Если бы Джилберт Докер увидел, что скрывается под холодной маской Ровены, выставленной напоказ всему Оксфорду, он бы немного расслабился. Работа в его поддержку шла, дело продвигалось.

Правда, никто не знал, что делает Питер Кеннеди.

А Ровена Гордон потеряла контроль над собой.

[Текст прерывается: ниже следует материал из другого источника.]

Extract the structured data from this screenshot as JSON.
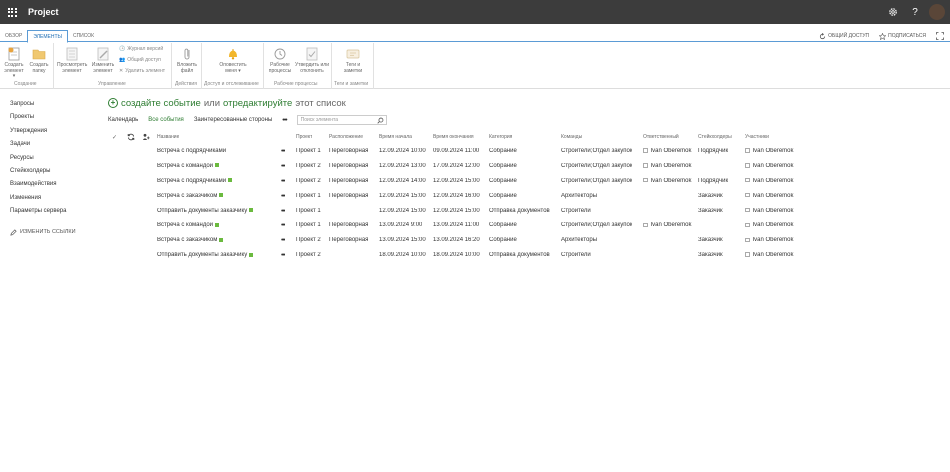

Она вздохнула, руки Питера двигались от ее бедер к соскам, едва касаясь кожи, он понял, такие прикосновения разжигают ее больше всего. Он был внутри нее, он продвигался все глубже и глубже, словно добираясь до самой сути, где таилось удовольствие, двигался ровно, не сбиваясь с ритма, что вызывало у нее волну экстаза. Он почти кончил, но не давал ей достичь самой вершины.

— Неплохо, да? — насмешливо спросил Питер. — Спать с врагом?

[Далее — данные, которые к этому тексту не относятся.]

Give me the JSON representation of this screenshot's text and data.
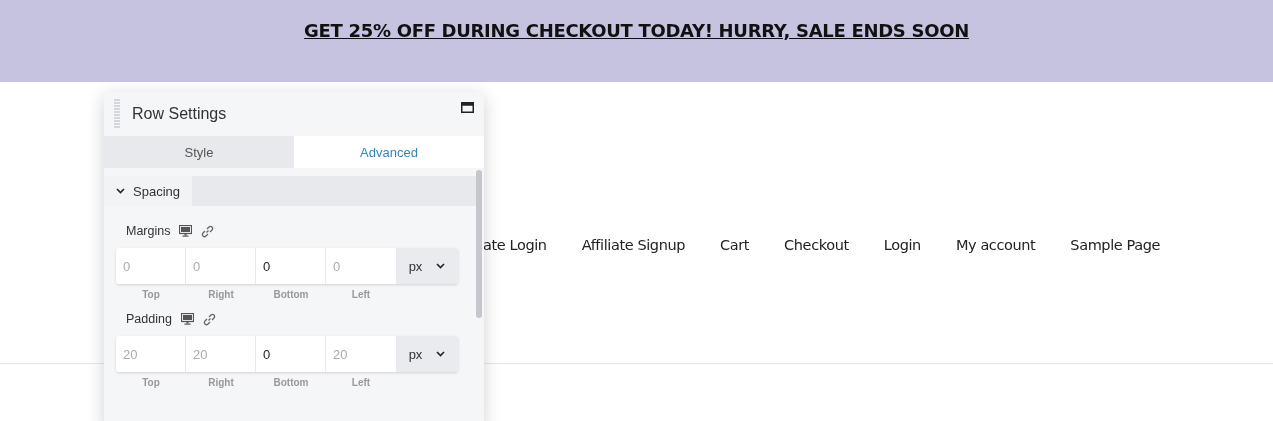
{
  "banner": {
    "text": "GET 25% OFF DURING CHECKOUT TODAY! HURRY, SALE ENDS SOON"
  },
  "nav": {
    "items": [
      "ate Login",
      "Affiliate Signup",
      "Cart",
      "Checkout",
      "Login",
      "My account",
      "Sample Page"
    ]
  },
  "panel": {
    "title": "Row Settings",
    "tabs": [
      {
        "label": "Style",
        "selected": false
      },
      {
        "label": "Advanced",
        "selected": true
      }
    ],
    "section": {
      "title": "Spacing",
      "expanded": true
    },
    "groups": [
      {
        "label": "Margins",
        "fields": [
          {
            "placeholder": "0"
          },
          {
            "placeholder": "0"
          },
          {
            "value": "0"
          },
          {
            "placeholder": "0"
          }
        ],
        "unit": "px",
        "sides": [
          "Top",
          "Right",
          "Bottom",
          "Left"
        ]
      },
      {
        "label": "Padding",
        "fields": [
          {
            "placeholder": "20"
          },
          {
            "placeholder": "20"
          },
          {
            "value": "0"
          },
          {
            "placeholder": "20"
          }
        ],
        "unit": "px",
        "sides": [
          "Top",
          "Right",
          "Bottom",
          "Left"
        ]
      }
    ]
  }
}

— А я Мата Хари, — сказала Ровена. — Я использую тебя.

Он хихикнул и ответил ей движением бедер, вдавливаясь в тело Ровены, желая вызвать реакцию, которой было бы сказано все.

Ровена застонала от наслаждения, в голове образовалась звенящая пустота. Стоило ей взглянуть на Питера, и она забывала о своей вине, о ревности — Питер продолжал встречаться с Топаз. О стыде. И о горько-сладкой радости, возникавшей при каждом его появлении.

Всякий раз Ровена говорила себе: последний раз.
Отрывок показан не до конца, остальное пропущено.